Is it peppered with cannons or exhaust pipes?
I reckon exhaust pipes.
How pacifist of you!
Yes, let’s ruin the planet!
There’s a lot going on, you’ve got some sort of militarised tank wheels?
Yeah. I think the brain can move around the planet, that was the idea. Then it became a spaceship and the skeleton astronauts are trying to repair the brain, and the entrance, as you can see, is clearly a vagina. Which is probably the best entrance you want to go in, if you’re that way inclined, obviously.
Righto, a kind of Oedipal entrance?
Yeah exactly, what’s the best entrance? Well it’s got to be a vagina. So yeah, that’s what it is I suppose: a moving brain with a vagina.
And that’s what you instructed your illustrator to provide you?
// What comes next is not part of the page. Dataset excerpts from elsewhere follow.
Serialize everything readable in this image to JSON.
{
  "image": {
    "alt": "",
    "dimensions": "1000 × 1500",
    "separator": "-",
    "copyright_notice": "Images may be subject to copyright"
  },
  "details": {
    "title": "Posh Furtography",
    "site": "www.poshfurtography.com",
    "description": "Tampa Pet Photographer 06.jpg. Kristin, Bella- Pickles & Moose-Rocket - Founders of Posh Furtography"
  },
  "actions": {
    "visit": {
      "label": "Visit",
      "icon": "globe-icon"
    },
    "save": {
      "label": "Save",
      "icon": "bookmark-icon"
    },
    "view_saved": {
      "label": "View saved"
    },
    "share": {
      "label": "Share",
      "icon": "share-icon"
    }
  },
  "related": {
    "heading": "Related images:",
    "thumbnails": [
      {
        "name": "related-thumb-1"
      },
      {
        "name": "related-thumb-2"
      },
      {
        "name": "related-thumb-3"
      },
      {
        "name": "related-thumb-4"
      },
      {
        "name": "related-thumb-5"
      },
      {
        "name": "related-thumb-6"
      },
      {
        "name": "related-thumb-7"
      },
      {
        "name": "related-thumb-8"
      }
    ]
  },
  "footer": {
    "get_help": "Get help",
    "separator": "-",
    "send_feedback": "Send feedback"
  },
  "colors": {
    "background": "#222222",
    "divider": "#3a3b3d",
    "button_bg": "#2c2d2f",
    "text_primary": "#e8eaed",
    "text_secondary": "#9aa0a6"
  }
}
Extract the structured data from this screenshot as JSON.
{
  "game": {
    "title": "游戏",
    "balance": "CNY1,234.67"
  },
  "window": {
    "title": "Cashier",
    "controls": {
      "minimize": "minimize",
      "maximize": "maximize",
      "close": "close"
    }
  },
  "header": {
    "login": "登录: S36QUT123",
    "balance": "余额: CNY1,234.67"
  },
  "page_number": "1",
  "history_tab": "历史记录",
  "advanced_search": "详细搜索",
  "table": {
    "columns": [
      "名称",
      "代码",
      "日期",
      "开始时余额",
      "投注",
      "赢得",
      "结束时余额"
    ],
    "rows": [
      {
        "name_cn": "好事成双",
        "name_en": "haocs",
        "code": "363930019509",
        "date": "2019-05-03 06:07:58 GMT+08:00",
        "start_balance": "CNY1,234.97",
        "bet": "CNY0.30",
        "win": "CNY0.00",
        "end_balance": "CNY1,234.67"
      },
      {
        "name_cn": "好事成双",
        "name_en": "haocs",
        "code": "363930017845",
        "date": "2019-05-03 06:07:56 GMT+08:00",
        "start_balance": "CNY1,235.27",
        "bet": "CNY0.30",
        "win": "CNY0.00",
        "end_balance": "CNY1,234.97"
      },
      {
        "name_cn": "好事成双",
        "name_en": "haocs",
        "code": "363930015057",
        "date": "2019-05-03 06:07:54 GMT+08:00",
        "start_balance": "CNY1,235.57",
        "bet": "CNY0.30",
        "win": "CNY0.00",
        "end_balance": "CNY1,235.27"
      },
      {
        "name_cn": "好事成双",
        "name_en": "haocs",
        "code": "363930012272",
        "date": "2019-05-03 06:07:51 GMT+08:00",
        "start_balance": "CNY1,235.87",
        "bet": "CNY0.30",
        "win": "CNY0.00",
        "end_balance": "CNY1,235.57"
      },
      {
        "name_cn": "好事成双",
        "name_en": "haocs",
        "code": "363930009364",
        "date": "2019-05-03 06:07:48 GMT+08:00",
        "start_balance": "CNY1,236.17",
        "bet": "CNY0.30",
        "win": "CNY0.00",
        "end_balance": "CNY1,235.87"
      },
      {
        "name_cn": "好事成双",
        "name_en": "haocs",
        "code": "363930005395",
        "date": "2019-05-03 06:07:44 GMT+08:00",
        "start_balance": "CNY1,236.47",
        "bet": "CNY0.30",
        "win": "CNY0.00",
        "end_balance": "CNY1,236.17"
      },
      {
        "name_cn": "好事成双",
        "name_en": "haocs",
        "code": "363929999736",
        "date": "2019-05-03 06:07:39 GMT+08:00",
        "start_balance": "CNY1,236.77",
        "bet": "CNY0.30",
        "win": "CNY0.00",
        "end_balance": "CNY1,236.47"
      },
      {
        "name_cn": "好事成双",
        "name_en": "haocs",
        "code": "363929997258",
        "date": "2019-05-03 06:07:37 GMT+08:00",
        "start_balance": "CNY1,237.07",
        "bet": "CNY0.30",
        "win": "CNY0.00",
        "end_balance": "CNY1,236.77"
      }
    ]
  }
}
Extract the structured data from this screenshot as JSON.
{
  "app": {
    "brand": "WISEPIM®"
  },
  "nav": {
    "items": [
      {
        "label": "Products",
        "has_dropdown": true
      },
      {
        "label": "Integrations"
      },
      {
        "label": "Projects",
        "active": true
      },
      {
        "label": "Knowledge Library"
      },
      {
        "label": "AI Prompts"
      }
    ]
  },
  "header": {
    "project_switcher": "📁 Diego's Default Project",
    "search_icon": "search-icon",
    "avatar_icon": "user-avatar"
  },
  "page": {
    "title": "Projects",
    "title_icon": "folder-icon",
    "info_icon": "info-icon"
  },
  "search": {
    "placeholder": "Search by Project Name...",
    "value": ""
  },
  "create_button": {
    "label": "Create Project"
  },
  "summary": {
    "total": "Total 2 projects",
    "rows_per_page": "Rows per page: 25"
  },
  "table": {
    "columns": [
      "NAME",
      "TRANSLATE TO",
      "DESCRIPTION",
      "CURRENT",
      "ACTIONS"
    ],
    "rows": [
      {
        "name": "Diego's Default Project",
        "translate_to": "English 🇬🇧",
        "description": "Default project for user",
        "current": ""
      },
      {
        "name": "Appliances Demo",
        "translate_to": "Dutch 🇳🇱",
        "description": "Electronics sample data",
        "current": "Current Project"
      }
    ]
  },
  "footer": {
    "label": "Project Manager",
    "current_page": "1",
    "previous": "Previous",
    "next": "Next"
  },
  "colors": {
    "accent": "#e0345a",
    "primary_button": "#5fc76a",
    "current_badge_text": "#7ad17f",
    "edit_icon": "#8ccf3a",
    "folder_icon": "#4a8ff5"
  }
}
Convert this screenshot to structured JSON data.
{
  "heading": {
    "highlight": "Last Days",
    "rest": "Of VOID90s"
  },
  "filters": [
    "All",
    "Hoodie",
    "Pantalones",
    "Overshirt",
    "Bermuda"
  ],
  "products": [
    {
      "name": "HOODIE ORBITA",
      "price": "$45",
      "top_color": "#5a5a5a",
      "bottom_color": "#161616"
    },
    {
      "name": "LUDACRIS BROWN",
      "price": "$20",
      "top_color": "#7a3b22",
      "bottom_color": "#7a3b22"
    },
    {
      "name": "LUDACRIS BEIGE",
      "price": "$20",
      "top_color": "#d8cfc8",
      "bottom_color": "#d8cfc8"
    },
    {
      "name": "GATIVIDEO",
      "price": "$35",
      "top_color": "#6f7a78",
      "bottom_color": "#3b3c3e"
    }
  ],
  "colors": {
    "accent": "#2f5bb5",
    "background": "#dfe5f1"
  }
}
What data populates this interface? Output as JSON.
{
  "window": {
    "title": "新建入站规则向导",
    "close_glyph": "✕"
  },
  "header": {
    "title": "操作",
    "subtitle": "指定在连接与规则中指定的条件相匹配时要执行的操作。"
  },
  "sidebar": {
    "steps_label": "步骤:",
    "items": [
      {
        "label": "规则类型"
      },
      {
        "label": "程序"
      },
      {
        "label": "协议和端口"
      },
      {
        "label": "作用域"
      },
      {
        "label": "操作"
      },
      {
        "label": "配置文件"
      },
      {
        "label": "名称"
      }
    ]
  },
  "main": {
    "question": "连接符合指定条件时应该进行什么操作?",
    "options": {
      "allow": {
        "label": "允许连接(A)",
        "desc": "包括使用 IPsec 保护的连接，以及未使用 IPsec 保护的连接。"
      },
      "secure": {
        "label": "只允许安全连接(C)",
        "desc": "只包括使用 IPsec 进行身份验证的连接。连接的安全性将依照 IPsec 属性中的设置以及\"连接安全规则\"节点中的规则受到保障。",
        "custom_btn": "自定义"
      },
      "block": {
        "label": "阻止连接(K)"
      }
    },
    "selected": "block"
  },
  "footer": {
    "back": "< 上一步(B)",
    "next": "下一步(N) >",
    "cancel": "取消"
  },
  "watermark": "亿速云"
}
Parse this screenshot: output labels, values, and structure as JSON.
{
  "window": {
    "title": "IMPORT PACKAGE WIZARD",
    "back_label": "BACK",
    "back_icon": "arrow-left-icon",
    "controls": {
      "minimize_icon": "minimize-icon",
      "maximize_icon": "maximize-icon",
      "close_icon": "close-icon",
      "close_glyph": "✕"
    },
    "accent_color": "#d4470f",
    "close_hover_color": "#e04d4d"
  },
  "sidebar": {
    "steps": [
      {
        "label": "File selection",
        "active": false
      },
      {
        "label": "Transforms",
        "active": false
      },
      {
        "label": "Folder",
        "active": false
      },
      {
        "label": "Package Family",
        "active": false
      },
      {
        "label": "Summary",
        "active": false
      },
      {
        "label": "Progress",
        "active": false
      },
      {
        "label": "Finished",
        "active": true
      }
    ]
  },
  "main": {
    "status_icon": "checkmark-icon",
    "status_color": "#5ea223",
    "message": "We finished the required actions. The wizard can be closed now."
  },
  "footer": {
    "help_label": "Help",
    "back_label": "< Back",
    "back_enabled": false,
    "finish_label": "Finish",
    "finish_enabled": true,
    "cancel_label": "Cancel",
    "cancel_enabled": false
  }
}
Not in the beginning, no. Originally it was a picture of a dog. Then as we got chatting it developed into this brain that could move and jump planets. You know, it was the kind of malfunction of the brain that made music. This whole malfunction aspect comes from working with Dean Meredith, who I make music with as Chicken Lips. Sometimes when things malfunction and machines do things they want to do, that you didn’t program, it often sounds better. So I wanted it to represent a malfunctioning brain along with the music.
The skeleton on the steps looks completely stunned. Is that because he’s just emerged from the vagina front door?
It’s going to get dirty now; he looks like he’s had a good time in the vagina maybe, I don’t know. It’s a weird one really, I was unsure of it at first but then it kind of reminds me of a DC Comic skeleton. I liked it in the end. The idea of the cover, really, you can interpret it what you think. But I think he looks like he’s been doing something, to be sure – he’s coming out of the vagina or the tw*t, whatever you want to call it – and now he’s looking for something, obviously.
Did you know that despite our brains only being 2% of our body mass, our brain uses up more than 20% of our energy and oxygen?
That’s pretty deep, man. I haven’t really read up on the brain. It’s amazing, your brain. For example, you can sing in tune. And you know, that’s why I think I wanted a brain, because that’s what makes the music; it’s what tells the body what to play with the hands, the keyboards, the thoughts. It’s the perfect thing for a cover, for The Emperor Machine.